From Geometry to Culture: An Iterative VLM Layout Framework for Placing Objects in Complex 3D Scene Contexts
Yuto Asano, Naruya Kondo, Tatsuki Fushimi, Yoichi Ochiai
TL;DR
This work tackles the challenge of context-aware 3D object placement by introducing a VAC-guided, open-world pipeline that iteratively refines layouts through a Vision-Language Model. It defines four escalating context levels that incorporate physical constraints, affordances, social norms, and cultural rules into a unified optimization objective. The system combines a visual assistive cue framework with recursive GPT-based reasoning (GenerateGPT, WorkerGPT, JudgeGPT) to achieve natural placements without extensive pre-training, demonstrating strengths in rotation and distance control while revealing limits at high-context levels. Overall, the approach offers a practical path toward fully automated, culture-aware 3D scene composition and highlights areas for future speedups and interpretability improvements.
Abstract
3D layout tasks have traditionally concentrated on geometric constraints, but many practical applications demand richer contextual understanding that spans social interactions, cultural traditions, and usage conventions.
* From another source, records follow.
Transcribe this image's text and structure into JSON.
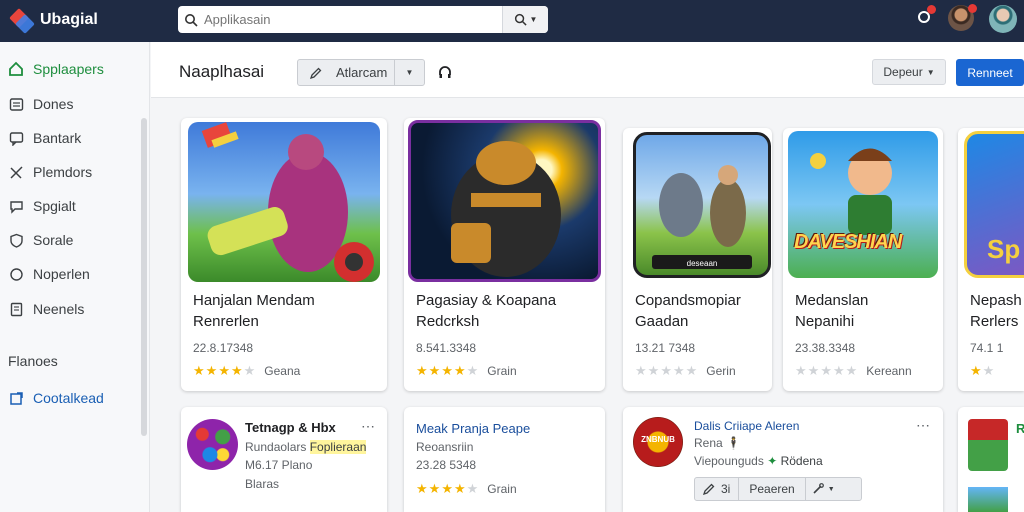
{
  "app": {
    "name": "Ubagial"
  },
  "search": {
    "placeholder": "Applikasain",
    "value": ""
  },
  "header": {
    "title": "Naaplhasai",
    "action_label": "Atlarcam",
    "sort_label": "Depeur",
    "primary_label": "Renneet"
  },
  "sidebar": {
    "items": [
      {
        "label": "Spplaapers",
        "icon": "home-icon"
      },
      {
        "label": "Dones",
        "icon": "list-icon"
      },
      {
        "label": "Bantark",
        "icon": "chat-icon"
      },
      {
        "label": "Plemdors",
        "icon": "tools-icon"
      },
      {
        "label": "Spgialt",
        "icon": "bubble-icon"
      },
      {
        "label": "Sorale",
        "icon": "shield-icon"
      },
      {
        "label": "Noperlen",
        "icon": "circle-icon"
      },
      {
        "label": "Neenels",
        "icon": "doc-icon"
      }
    ],
    "section_label": "Flanoes",
    "link_label": "Cootalkead"
  },
  "featured": [
    {
      "line1": "Hanjalan Mendam",
      "line2": "Renrerlen",
      "meta": "22.8.17348",
      "stars": 4,
      "label": "Geana"
    },
    {
      "line1": "Pagasiay & Koapana",
      "line2": "Redcrksh",
      "meta": "8.541.3348",
      "stars": 4,
      "label": "Grain"
    },
    {
      "line1": "Copandsmopiar",
      "line2": "Gaadan",
      "meta": "13.21 7348",
      "stars": 0,
      "label": "Gerin"
    },
    {
      "line1": "Medanslan",
      "line2": "Nepanihi",
      "meta": "23.38.3348",
      "stars": 0,
      "label": "Kereann"
    },
    {
      "line1": "Nepash",
      "line2": "Rerlers",
      "meta": "74.1 1",
      "stars": 1,
      "label": ""
    }
  ],
  "row2": {
    "card1": {
      "title": "Tetnagp & Hbx",
      "subtitle": "Rundaolars",
      "highlight": "Foplieraan",
      "line2": "M6.17 Plano",
      "line3": "Blaras"
    },
    "card2": {
      "title": "Meak Pranja Peape",
      "subtitle": "Reoansriin",
      "meta": "23.28 5348",
      "stars": 4,
      "label": "Grain"
    },
    "card3": {
      "title": "Dalis Criiape Aleren",
      "line1": "Rena",
      "line2": "Viepounguds",
      "tag": "Rödena",
      "action_count": "3i",
      "action_label": "Peaeren",
      "badge_text": "ZNBNUB"
    },
    "card4": {
      "title": "R"
    }
  },
  "featured_art_text": {
    "card3": "deseaan",
    "card4": "DAVESHIAN",
    "card5": "Sp"
  },
  "colors": {
    "topbar": "#1f2b44",
    "accent": "#1a66d2",
    "active": "#1e8e3e",
    "star": "#f4b400"
  }
}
Existing methods often rely on rule-based heuristics or narrowly trained learning models, making them difficult to generalize and frequently prone to orientation errors that break realism. To address these challenges, we define four escalating context levels, ranging from straightforward physical placement to complex cultural requirements such as religious customs and advanced social norms. We then propose a Vision-Language Model-based pipeline that inserts minimal visual cues for orientation guidance and employs iterative feedback to pinpoint, diagnose, and correct unnatural placements in an automated fashion. Each adjustment is revisited through the system's verification process until it achieves a coherent result, thereby eliminating the need for extensive user oversight or manual parameter tuning. Our experiments across these four context levels reveal marked improvements in rotation accuracy, distance control, and overall layout plausibility compared with native VLM. By reducing the dependence on pre-programmed constraints or prohibitively large training sets, our method enables fully automated scene composition for both everyday scenarios and specialized cultural tasks, moving toward a universally adaptable framework for 3D arrangement.